Timura Frunze St. 11/13
Located in the trendy Patriarch’s Ponds neighborhood, at Mollusca it’s all about mussels, just as the name suggests. Here you’ll find mussels in 33 different sauces, starting from the classical Marinara and finishing with condensed milk/wasabi or Aperol Spritz. Even Mollusca’s signature bonbons are mussels in Belgian chocolate. There’s more than mussels, of course. Other dishes are made with crab, prawn, scallops and other fish/seafood.
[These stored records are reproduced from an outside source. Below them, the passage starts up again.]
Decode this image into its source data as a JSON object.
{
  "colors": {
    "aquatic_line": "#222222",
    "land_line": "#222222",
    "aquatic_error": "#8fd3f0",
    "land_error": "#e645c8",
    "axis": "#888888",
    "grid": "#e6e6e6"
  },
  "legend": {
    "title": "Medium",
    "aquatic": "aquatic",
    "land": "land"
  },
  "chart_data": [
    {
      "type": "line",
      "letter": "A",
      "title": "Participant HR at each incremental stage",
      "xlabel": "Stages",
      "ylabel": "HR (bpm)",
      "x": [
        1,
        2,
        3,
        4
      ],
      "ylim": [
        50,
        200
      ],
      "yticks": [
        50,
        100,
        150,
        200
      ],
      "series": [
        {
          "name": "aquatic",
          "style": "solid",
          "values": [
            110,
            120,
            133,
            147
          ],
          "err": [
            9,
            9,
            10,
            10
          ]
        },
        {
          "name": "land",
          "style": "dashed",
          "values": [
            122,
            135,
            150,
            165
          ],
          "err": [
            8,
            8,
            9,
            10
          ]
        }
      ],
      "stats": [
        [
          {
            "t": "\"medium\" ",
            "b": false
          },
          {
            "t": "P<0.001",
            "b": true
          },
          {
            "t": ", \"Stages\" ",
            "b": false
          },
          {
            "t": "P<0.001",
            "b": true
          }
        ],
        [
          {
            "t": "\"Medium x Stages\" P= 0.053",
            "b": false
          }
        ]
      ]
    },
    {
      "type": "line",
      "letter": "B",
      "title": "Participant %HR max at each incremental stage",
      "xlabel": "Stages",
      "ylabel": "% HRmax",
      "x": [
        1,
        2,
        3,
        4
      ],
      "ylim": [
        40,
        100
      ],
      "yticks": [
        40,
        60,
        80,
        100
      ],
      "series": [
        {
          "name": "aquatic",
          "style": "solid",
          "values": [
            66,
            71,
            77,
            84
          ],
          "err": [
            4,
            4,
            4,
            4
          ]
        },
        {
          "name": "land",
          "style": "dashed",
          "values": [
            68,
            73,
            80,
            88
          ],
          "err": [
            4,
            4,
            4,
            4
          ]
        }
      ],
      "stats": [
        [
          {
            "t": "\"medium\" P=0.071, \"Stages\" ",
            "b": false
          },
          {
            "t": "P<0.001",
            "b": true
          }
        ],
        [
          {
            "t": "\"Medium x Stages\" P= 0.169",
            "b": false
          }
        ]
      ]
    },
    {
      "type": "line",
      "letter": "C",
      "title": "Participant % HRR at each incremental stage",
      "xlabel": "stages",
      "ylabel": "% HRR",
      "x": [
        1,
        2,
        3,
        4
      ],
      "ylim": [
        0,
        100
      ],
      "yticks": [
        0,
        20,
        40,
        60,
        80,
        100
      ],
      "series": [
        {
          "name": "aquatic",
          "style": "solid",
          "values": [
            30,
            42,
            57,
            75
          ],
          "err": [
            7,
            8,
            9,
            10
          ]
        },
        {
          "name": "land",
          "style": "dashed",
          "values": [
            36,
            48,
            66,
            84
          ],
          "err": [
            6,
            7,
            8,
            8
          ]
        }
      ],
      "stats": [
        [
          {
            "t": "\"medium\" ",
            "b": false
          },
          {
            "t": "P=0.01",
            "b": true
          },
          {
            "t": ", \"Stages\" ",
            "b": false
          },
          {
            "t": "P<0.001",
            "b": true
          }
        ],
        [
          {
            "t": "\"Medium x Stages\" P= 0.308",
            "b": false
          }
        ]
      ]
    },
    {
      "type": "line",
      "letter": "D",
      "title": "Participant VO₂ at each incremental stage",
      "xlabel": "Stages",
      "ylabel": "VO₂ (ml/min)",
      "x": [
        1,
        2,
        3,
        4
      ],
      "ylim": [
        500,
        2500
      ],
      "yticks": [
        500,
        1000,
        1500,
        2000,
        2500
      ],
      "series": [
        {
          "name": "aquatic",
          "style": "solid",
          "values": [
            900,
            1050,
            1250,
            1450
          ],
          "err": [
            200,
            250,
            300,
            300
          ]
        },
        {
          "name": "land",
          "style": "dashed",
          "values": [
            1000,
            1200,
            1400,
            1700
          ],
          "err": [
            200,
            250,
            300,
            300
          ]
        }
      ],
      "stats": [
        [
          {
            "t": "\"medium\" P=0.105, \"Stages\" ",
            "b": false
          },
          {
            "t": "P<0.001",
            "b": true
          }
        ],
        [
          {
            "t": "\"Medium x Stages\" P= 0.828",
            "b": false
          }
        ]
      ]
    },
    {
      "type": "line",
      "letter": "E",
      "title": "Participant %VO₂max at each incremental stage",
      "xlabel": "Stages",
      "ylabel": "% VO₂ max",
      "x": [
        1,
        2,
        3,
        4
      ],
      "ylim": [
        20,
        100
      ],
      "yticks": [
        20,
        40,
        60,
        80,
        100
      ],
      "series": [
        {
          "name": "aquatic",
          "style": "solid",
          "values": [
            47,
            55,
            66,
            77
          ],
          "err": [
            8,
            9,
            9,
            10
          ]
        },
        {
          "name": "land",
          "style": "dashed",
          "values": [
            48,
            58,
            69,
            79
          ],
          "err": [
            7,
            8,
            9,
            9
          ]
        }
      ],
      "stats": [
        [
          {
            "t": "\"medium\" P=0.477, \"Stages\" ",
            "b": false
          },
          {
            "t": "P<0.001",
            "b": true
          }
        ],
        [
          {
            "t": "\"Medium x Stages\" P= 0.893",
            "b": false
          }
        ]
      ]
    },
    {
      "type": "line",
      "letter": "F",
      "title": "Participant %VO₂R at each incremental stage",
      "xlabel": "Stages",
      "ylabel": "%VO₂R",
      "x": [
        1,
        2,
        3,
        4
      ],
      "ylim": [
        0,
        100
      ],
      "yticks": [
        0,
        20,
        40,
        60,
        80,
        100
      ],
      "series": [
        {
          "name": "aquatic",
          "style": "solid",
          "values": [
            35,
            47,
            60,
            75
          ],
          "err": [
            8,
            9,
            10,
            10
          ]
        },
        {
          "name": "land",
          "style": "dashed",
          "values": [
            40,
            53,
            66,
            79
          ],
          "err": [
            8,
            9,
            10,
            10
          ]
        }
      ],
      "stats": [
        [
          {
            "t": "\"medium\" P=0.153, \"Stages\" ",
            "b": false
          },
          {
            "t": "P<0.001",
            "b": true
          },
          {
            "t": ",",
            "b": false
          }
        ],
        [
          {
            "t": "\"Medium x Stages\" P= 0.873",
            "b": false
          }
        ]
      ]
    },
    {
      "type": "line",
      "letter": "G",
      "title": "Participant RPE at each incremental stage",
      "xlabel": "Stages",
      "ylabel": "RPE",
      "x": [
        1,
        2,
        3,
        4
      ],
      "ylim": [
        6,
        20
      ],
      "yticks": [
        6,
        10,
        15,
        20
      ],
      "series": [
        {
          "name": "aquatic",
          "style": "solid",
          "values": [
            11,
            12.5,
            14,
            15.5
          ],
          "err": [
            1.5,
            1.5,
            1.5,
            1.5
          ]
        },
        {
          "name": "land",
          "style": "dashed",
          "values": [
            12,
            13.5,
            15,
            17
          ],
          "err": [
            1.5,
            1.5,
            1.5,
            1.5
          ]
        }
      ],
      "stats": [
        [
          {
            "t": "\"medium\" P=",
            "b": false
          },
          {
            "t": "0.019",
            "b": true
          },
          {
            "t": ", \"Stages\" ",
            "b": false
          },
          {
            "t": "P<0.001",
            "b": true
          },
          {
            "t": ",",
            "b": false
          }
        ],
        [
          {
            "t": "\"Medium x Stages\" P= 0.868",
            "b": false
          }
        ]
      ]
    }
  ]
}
Mussels’ best friend is beer, and here you can wash down your meal with one of the more than 200 craft beers from 16 countries. Average bill: $22-40 per person.
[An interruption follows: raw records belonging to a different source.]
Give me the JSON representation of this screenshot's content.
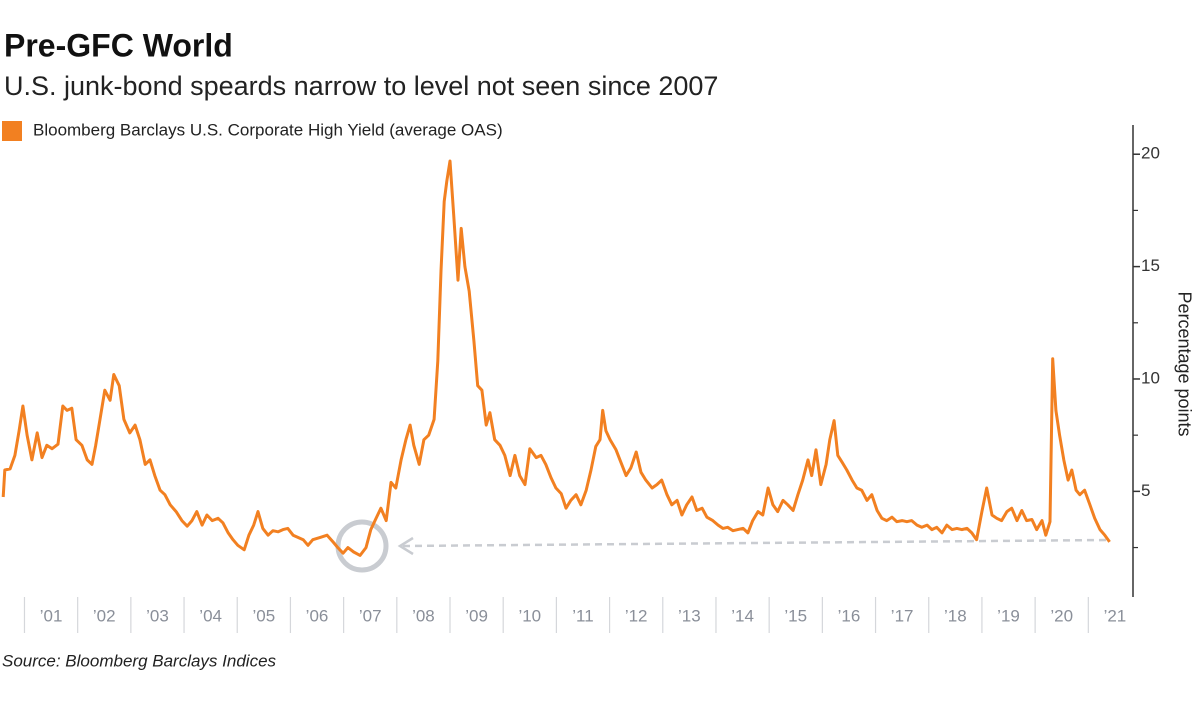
{
  "chart_data": {
    "type": "line",
    "title": "Pre-GFC World",
    "subtitle": "U.S. junk-bond speards narrow to level not seen since 2007",
    "y_axis_label": "Percentage points",
    "source": "Source: Bloomberg Barclays Indices",
    "x": [
      2000.6,
      2000.63,
      2000.73,
      2000.82,
      2000.9,
      2000.97,
      2001.05,
      2001.14,
      2001.24,
      2001.33,
      2001.42,
      2001.52,
      2001.63,
      2001.72,
      2001.8,
      2001.89,
      2001.97,
      2002.08,
      2002.18,
      2002.27,
      2002.34,
      2002.42,
      2002.51,
      2002.61,
      2002.68,
      2002.78,
      2002.87,
      2002.98,
      2003.08,
      2003.17,
      2003.27,
      2003.36,
      2003.45,
      2003.55,
      2003.64,
      2003.74,
      2003.85,
      2003.96,
      2004.06,
      2004.15,
      2004.24,
      2004.34,
      2004.43,
      2004.53,
      2004.64,
      2004.73,
      2004.83,
      2004.92,
      2005.01,
      2005.13,
      2005.22,
      2005.31,
      2005.39,
      2005.48,
      2005.58,
      2005.67,
      2005.77,
      2005.86,
      2005.95,
      2006.05,
      2006.14,
      2006.24,
      2006.33,
      2006.42,
      2006.56,
      2006.69,
      2006.8,
      2006.89,
      2006.99,
      2007.08,
      2007.19,
      2007.31,
      2007.42,
      2007.51,
      2007.61,
      2007.7,
      2007.8,
      2007.89,
      2007.98,
      2008.08,
      2008.17,
      2008.25,
      2008.32,
      2008.42,
      2008.51,
      2008.6,
      2008.7,
      2008.77,
      2008.83,
      2008.89,
      2008.94,
      2009.0,
      2009.07,
      2009.15,
      2009.21,
      2009.28,
      2009.36,
      2009.45,
      2009.52,
      2009.6,
      2009.68,
      2009.75,
      2009.84,
      2009.94,
      2010.03,
      2010.13,
      2010.22,
      2010.31,
      2010.41,
      2010.5,
      2010.62,
      2010.71,
      2010.8,
      2010.9,
      2010.99,
      2011.09,
      2011.18,
      2011.27,
      2011.37,
      2011.46,
      2011.56,
      2011.65,
      2011.74,
      2011.82,
      2011.87,
      2011.93,
      2012.01,
      2012.12,
      2012.21,
      2012.31,
      2012.4,
      2012.5,
      2012.59,
      2012.68,
      2012.8,
      2012.89,
      2012.98,
      2013.08,
      2013.17,
      2013.27,
      2013.36,
      2013.45,
      2013.55,
      2013.64,
      2013.74,
      2013.83,
      2013.94,
      2014.04,
      2014.13,
      2014.22,
      2014.32,
      2014.41,
      2014.51,
      2014.6,
      2014.69,
      2014.79,
      2014.88,
      2014.98,
      2015.07,
      2015.16,
      2015.26,
      2015.35,
      2015.45,
      2015.54,
      2015.63,
      2015.73,
      2015.8,
      2015.88,
      2015.97,
      2016.07,
      2016.14,
      2016.22,
      2016.29,
      2016.37,
      2016.46,
      2016.56,
      2016.65,
      2016.74,
      2016.84,
      2016.93,
      2017.03,
      2017.12,
      2017.21,
      2017.31,
      2017.4,
      2017.5,
      2017.59,
      2017.68,
      2017.78,
      2017.87,
      2017.97,
      2018.06,
      2018.15,
      2018.25,
      2018.34,
      2018.44,
      2018.53,
      2018.62,
      2018.72,
      2018.81,
      2018.9,
      2019.0,
      2019.09,
      2019.19,
      2019.28,
      2019.37,
      2019.47,
      2019.56,
      2019.66,
      2019.75,
      2019.84,
      2019.94,
      2020.03,
      2020.13,
      2020.2,
      2020.28,
      2020.33,
      2020.39,
      2020.46,
      2020.54,
      2020.62,
      2020.69,
      2020.77,
      2020.84,
      2020.93,
      2021.03,
      2021.12,
      2021.22,
      2021.31,
      2021.4
    ],
    "series": [
      {
        "name": "Bloomberg Barclays U.S. Corporate High Yield (average OAS)",
        "color": "#f28021",
        "values": [
          4.75,
          5.95,
          6.0,
          6.6,
          7.7,
          8.8,
          7.5,
          6.4,
          7.6,
          6.5,
          7.05,
          6.9,
          7.1,
          8.8,
          8.6,
          8.7,
          7.3,
          7.05,
          6.4,
          6.2,
          7.05,
          8.2,
          9.5,
          9.05,
          10.2,
          9.7,
          8.2,
          7.6,
          7.95,
          7.3,
          6.2,
          6.4,
          5.7,
          5.05,
          4.85,
          4.4,
          4.1,
          3.7,
          3.45,
          3.7,
          4.1,
          3.5,
          3.95,
          3.7,
          3.8,
          3.6,
          3.15,
          2.85,
          2.6,
          2.4,
          3.05,
          3.5,
          4.1,
          3.35,
          3.05,
          3.25,
          3.2,
          3.3,
          3.35,
          3.05,
          2.95,
          2.85,
          2.6,
          2.85,
          2.95,
          3.05,
          2.75,
          2.5,
          2.25,
          2.5,
          2.3,
          2.15,
          2.5,
          3.3,
          3.8,
          4.25,
          3.7,
          5.4,
          5.15,
          6.4,
          7.3,
          7.95,
          7.05,
          6.2,
          7.3,
          7.5,
          8.2,
          10.8,
          14.8,
          17.9,
          18.8,
          19.7,
          17.3,
          14.4,
          16.7,
          15.0,
          13.9,
          11.7,
          9.7,
          9.5,
          7.95,
          8.5,
          7.3,
          7.05,
          6.6,
          5.7,
          6.6,
          5.7,
          5.3,
          6.9,
          6.5,
          6.6,
          6.2,
          5.6,
          5.15,
          4.9,
          4.25,
          4.6,
          4.85,
          4.4,
          5.05,
          5.95,
          7.0,
          7.3,
          8.6,
          7.7,
          7.3,
          6.85,
          6.3,
          5.7,
          6.05,
          6.75,
          5.85,
          5.5,
          5.15,
          5.3,
          5.5,
          4.85,
          4.4,
          4.6,
          3.95,
          4.4,
          4.75,
          4.15,
          4.25,
          3.85,
          3.7,
          3.5,
          3.35,
          3.4,
          3.25,
          3.3,
          3.35,
          3.15,
          3.7,
          4.1,
          3.95,
          5.15,
          4.4,
          4.1,
          4.6,
          4.4,
          4.15,
          4.85,
          5.5,
          6.4,
          5.7,
          6.85,
          5.3,
          6.2,
          7.3,
          8.15,
          6.6,
          6.3,
          5.95,
          5.5,
          5.15,
          5.05,
          4.6,
          4.85,
          4.15,
          3.8,
          3.7,
          3.85,
          3.65,
          3.7,
          3.65,
          3.7,
          3.5,
          3.4,
          3.5,
          3.3,
          3.4,
          3.15,
          3.5,
          3.3,
          3.35,
          3.3,
          3.35,
          3.15,
          2.85,
          4.1,
          5.15,
          3.95,
          3.8,
          3.7,
          4.1,
          4.25,
          3.7,
          4.15,
          3.7,
          3.75,
          3.3,
          3.7,
          3.05,
          3.65,
          10.9,
          8.6,
          7.5,
          6.4,
          5.5,
          5.95,
          5.05,
          4.85,
          5.05,
          4.4,
          3.8,
          3.3,
          3.05,
          2.75
        ]
      }
    ],
    "xlim": [
      2000.54,
      2021.84
    ],
    "xticks": [
      {
        "value": 2001.5,
        "label": "’01"
      },
      {
        "value": 2002.5,
        "label": "’02"
      },
      {
        "value": 2003.5,
        "label": "’03"
      },
      {
        "value": 2004.5,
        "label": "’04"
      },
      {
        "value": 2005.5,
        "label": "’05"
      },
      {
        "value": 2006.5,
        "label": "’06"
      },
      {
        "value": 2007.5,
        "label": "’07"
      },
      {
        "value": 2008.5,
        "label": "’08"
      },
      {
        "value": 2009.5,
        "label": "’09"
      },
      {
        "value": 2010.5,
        "label": "’10"
      },
      {
        "value": 2011.5,
        "label": "’11"
      },
      {
        "value": 2012.5,
        "label": "’12"
      },
      {
        "value": 2013.5,
        "label": "’13"
      },
      {
        "value": 2014.5,
        "label": "’14"
      },
      {
        "value": 2015.5,
        "label": "’15"
      },
      {
        "value": 2016.5,
        "label": "’16"
      },
      {
        "value": 2017.5,
        "label": "’17"
      },
      {
        "value": 2018.5,
        "label": "’18"
      },
      {
        "value": 2019.5,
        "label": "’19"
      },
      {
        "value": 2020.5,
        "label": "’20"
      },
      {
        "value": 2021.5,
        "label": "’21"
      }
    ],
    "xtick_boundaries": [
      2001,
      2002,
      2003,
      2004,
      2005,
      2006,
      2007,
      2008,
      2009,
      2010,
      2011,
      2012,
      2013,
      2014,
      2015,
      2016,
      2017,
      2018,
      2019,
      2020,
      2021
    ],
    "ylim": [
      0.3,
      21.3
    ],
    "yticks": [
      5,
      10,
      15,
      20
    ],
    "yminor_ticks": [
      2.5,
      7.5,
      12.5,
      17.5
    ],
    "grid": false
  }
}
Bolshoy Kozikhinsky Per. 19/6
Japanese food is associated with fresh fish and seafood, and one of the hottest Japanese restaurants in Moscow at the moment is Tokyo. Ingredients are imported from Japan, and the menu consists of the usual suspects (sushi, rolls, sashimi, tartars and tirades), as well as fusion dishes such as nori crab tacos and scallop ceviche with yuzu marinade. The best part is that the prices don't bite: you can get hamachi sushi from $3.40 or a baked crab roll for $9.50. Famed Moscow sommelier Vlada Lesnichenko has put together a wine menu with more than 160 positions to complement your meal. Average bill: $22-40 per person.
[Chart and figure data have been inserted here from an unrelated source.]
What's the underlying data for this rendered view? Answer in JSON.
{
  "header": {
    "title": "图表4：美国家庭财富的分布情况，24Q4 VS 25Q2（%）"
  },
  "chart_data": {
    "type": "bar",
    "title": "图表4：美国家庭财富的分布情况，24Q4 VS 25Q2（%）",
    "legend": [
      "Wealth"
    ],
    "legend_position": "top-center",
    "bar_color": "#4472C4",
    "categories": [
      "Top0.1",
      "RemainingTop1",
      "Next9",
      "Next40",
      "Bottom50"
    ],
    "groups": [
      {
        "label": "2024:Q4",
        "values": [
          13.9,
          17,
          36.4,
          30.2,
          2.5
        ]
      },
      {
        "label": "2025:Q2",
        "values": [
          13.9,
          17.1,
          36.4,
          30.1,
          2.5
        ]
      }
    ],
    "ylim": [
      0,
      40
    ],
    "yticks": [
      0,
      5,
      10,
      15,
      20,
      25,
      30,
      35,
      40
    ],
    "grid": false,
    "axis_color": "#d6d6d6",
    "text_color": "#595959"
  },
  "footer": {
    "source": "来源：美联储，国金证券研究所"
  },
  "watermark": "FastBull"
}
Bolshaya Nikitskaya St. 22/2
Rozhdestvenskiy Boulevard, bld.1 Central Market Trade Center (stand)
9. Wine & Crab
Wine & Crab - the brainchild of the famous twin brother restaurateurs, Ivan and Sergey Berezutsky – offers nine varieties of crab (all from Russian waters) that are new to the capital. The brothers travelled far and wide around the Russian Far East in order to be the first to bring unusual kinds of crab to the Moscow restaurant scene. Apart from the beloved and familiar Kamchatka king crab, and the snow crab (opilio), here you can taste the blue king crab, spiny crab and even the peculiarly named “hairy crab.” Pick one of the more than 900 varieties of wine from the iPad wine list that is divided into countries of origin and types. Average bill: $22-40 per person.
Nikolskaya St. 19-21
Crabster is a casual eatery that sources seafood straight from the Far Eastern port city of Vladivostok and other Russian cities. Fish & chips will set you back $4.60, while a hearty portion of Murmansk cod with black risotto costs $8.50 A pint of Russian craft beer comes out to just under $3. Average bill: $10-22 per person.
Arbat St. 6/2
11. Crab Meet
Once known as Crabs Are Coming, Crab Meet is the renamed and rebranded version that calls the hip Danilovsky Market home. The concept is very simple: affordable dishes made of Kamchatka crab. The steamed bun with crab, and fried rice with crab, are two of the biggest hits on the menu. Average bill: about $10 per person.
Mytnaya St. 74 (inside Danilovsky Market)
12. Lure Oyster Bar
Though not as cheap, during happy hours (12 noon to 5 p.m.) this stylish oyster bar near Belorusskaya metro station treats guests to Casablanca oysters for $1.50 a pop. The à la carte menu is also pretty affordable. For example, the spicy salmon salad with eel mousse is $10.20, tuna tartare is $7.30 and the hearty bouillabaisse is just a little over $10. Average bill: $10-22 per person.
3rd Yamskogo Polya St., 9
13. Privet, Crevette!
A relative newcomer, Privet, Crevette! is a fun, youthful and quirky little café in the hip gastronomic cluster Food Store on Rozhdestvenka Street. Nowhere in central Moscow will you find prawn ceviche for $5, Kamchatka crab bruschetta (2 pieces) for $5.80, salmon and prawn burger for $5.80, and much more. There’s also a raw bar that’s sure to pleasantly surprise you with its prices. Average bill: $10-22 per person.